Year: 1941
Director: George Cukor
Cast:
Joan Crawford (Anna Holm)
Melvyn Douglas (Doctor Gustaf Segert)
Conrad Veidt (Torsten Barring)
Ossa Massen (Vera Segert)
This film most probably relaunched Joan Crawford at a moment when her career was in decline. The youngsters were appearing on the scene (Lana Turner, Judy Garland, HedyLamarr…) and, although her rivals (Greta Garbo y Norma Shearer) wouldn’t make any more films, the roles didn’t stop coming.
In fact, they offered the part to Greta Garbo before her, but Garbo turned it down.
With the exception of Mildred Pierce, A Woman’s Face is, perhaps, Joan Crawford’s best performance. Not only due to her amazing acting skills, but also because, for the first time, the actress had to face the hard task of changing the character’s personality completely.
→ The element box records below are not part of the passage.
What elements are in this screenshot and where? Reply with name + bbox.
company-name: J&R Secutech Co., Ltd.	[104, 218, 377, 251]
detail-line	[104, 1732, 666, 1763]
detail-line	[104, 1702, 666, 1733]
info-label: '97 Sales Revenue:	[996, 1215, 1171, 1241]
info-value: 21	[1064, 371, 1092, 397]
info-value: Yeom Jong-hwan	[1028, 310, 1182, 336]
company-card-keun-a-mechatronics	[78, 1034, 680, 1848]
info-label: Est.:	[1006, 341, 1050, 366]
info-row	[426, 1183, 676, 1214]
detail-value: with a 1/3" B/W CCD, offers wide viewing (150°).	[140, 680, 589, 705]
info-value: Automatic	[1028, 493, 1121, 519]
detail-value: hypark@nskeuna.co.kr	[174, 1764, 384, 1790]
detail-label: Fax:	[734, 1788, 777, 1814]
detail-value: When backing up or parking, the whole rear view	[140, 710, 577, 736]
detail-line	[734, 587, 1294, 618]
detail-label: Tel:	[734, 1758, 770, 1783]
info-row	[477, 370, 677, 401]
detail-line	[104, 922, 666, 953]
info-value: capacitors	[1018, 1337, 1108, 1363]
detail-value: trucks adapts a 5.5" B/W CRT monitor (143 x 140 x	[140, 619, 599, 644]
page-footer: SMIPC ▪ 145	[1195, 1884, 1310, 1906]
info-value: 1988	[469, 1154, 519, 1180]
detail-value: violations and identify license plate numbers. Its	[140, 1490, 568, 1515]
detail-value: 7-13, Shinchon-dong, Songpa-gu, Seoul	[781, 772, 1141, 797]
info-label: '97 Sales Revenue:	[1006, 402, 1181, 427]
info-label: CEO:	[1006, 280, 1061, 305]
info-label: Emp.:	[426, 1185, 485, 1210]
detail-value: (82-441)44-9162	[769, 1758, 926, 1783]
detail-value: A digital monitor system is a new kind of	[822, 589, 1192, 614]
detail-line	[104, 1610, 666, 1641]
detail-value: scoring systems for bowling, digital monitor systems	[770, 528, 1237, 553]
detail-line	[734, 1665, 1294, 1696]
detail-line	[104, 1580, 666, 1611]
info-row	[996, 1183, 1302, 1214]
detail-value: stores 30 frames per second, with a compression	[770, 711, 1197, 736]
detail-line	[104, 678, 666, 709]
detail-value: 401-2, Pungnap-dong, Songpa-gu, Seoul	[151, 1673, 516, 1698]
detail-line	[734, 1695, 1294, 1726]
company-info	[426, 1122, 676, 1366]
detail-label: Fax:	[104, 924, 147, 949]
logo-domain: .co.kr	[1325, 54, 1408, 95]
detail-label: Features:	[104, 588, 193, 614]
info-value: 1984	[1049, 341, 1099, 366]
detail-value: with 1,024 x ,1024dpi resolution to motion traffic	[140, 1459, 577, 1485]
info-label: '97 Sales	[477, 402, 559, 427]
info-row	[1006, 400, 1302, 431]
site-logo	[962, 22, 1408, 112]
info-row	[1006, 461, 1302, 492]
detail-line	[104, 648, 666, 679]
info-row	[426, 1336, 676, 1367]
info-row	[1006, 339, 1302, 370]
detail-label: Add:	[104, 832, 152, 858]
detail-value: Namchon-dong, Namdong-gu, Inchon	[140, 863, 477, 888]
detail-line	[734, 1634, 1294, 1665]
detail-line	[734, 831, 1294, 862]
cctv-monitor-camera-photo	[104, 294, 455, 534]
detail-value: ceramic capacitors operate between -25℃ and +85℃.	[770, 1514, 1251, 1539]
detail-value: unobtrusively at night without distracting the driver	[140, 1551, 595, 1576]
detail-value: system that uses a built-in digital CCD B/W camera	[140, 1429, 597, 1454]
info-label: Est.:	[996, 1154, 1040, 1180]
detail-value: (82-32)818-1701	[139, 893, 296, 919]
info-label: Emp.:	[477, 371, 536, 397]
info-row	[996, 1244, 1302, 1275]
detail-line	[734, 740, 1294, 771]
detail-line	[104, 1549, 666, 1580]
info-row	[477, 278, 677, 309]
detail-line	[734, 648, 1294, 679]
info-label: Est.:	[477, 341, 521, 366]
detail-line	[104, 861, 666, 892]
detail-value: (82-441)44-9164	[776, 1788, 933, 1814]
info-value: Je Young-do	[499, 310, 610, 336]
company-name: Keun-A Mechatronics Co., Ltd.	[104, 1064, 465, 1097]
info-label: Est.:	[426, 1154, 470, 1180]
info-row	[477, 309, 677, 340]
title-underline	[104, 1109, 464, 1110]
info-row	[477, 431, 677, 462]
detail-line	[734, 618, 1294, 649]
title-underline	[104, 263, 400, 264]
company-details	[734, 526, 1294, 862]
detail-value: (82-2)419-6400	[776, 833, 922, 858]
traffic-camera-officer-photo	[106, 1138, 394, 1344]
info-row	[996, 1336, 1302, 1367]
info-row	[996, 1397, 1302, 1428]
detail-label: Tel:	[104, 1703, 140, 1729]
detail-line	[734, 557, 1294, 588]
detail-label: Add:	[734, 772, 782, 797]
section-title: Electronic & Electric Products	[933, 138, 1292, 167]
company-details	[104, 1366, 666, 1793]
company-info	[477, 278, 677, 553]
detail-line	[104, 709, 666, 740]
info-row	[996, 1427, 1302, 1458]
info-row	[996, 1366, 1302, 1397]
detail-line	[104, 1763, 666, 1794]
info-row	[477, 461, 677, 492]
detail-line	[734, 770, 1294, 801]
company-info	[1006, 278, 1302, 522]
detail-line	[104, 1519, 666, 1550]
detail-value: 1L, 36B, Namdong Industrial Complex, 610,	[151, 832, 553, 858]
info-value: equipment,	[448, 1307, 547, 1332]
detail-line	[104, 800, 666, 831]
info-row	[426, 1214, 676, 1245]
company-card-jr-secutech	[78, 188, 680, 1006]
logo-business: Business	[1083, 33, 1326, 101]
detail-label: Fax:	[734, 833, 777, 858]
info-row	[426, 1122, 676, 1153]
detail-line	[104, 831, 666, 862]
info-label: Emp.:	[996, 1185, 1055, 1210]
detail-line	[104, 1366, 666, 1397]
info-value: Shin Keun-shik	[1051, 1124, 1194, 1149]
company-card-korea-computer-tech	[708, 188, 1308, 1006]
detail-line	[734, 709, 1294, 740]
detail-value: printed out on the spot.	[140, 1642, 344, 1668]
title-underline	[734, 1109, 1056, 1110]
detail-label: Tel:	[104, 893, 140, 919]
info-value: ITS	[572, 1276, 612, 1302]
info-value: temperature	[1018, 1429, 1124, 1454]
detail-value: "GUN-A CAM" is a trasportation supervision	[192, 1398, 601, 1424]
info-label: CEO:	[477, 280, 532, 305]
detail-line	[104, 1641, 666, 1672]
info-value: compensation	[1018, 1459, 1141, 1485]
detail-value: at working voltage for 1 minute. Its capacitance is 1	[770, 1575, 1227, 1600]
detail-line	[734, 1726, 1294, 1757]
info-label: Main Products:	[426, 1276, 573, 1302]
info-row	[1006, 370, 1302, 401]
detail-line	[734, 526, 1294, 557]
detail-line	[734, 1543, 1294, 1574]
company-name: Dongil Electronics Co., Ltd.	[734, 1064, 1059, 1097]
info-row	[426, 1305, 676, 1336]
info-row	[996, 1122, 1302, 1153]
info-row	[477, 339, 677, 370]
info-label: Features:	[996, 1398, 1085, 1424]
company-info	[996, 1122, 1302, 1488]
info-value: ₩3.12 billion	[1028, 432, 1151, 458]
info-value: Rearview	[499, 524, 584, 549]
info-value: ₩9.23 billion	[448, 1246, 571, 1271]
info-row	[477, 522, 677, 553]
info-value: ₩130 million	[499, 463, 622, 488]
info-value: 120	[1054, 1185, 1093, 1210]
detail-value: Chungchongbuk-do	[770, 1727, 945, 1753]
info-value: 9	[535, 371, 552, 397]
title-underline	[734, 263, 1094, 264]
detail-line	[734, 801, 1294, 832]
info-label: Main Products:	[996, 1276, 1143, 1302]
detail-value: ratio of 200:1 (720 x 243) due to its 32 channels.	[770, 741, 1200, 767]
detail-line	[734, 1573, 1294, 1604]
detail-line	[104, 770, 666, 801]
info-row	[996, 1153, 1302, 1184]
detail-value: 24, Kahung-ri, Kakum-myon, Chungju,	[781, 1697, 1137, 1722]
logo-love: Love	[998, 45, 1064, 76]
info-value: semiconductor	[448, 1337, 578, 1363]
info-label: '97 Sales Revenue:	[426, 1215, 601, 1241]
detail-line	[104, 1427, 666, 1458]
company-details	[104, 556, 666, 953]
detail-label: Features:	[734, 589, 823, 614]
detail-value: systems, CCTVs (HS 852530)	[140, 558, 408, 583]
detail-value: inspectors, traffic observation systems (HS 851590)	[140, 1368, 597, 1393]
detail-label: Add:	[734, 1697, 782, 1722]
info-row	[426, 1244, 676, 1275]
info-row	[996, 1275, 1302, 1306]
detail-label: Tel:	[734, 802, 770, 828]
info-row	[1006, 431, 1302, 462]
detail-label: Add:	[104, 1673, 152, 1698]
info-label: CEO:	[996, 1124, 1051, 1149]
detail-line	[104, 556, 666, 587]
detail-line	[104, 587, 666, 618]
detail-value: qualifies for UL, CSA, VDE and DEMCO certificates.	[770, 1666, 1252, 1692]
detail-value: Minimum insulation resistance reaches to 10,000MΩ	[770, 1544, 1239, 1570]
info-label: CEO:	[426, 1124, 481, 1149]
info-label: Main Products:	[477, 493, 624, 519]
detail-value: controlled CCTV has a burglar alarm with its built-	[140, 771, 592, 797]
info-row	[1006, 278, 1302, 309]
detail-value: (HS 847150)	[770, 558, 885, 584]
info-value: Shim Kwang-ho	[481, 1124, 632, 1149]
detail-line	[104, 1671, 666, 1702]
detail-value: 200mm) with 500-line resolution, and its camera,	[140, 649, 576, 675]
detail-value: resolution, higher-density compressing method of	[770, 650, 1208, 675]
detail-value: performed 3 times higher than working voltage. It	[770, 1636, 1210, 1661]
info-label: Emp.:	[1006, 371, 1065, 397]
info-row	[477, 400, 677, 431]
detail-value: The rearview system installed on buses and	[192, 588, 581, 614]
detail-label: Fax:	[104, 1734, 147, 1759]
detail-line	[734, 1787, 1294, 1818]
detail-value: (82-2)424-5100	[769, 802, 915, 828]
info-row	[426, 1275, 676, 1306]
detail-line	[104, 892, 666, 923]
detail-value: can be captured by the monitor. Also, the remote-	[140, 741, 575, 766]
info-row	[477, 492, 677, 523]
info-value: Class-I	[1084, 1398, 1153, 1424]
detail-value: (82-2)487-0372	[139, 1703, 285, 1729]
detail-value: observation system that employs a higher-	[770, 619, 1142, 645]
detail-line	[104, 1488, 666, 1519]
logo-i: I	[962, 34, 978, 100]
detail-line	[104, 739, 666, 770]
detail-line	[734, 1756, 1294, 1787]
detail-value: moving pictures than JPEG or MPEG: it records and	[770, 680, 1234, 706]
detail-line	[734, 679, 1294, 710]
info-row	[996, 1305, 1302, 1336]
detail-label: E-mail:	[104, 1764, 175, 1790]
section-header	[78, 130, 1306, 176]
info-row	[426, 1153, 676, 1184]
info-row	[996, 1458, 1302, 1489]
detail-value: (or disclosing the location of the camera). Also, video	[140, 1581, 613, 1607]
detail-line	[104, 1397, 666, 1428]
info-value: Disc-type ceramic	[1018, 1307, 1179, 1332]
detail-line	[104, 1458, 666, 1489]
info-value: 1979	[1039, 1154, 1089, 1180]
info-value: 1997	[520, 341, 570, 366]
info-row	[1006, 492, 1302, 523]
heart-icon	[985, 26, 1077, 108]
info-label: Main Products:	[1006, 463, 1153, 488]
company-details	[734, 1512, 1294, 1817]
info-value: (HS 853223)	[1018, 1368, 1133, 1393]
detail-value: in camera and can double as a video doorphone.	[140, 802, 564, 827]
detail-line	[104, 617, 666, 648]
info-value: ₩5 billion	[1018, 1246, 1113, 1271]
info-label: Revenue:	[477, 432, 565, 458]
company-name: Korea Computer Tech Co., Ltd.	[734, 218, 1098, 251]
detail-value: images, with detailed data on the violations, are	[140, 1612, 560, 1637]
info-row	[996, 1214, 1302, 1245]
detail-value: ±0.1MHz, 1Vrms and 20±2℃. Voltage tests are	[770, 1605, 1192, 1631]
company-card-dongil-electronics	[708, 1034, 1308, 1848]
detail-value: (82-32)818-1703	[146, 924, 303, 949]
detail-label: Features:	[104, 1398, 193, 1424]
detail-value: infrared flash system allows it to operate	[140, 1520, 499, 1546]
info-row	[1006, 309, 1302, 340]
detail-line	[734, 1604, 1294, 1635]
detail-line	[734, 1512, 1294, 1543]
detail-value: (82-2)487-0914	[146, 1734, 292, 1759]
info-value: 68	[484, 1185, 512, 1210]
The dual confrontation between the good and the bad. Joan Crawford passes from the most absolute evil provoked by her appalling hideousness – “This is a result of what men have done to me”, as she says at one point -, to the most charming being on earth. All this happens without changing her simple and discreet style and wardrobe content. A simple pencil skirt, and a dark sweater are practically the only things that the star wears throughout the whole film. Nothing distracts one away from her impressive beauty.
If she already had an aura of a movie star, this film and (thanks to her), the ones that followed it, made her into the Olympus of the Goddesses of cinema. She became the “Queen of Drama” by her own right.
Curious Facts:
- It is a version of a film already made in Sweden starring Ingrid Bergman. In fact, the action takes place in Sweden.
- Cukor felt disappointed that the film should fall into conventionality, due to the pressures of the studio and of the time.
- Conrad Veidt wrote in his memoirs that it was his favorite film.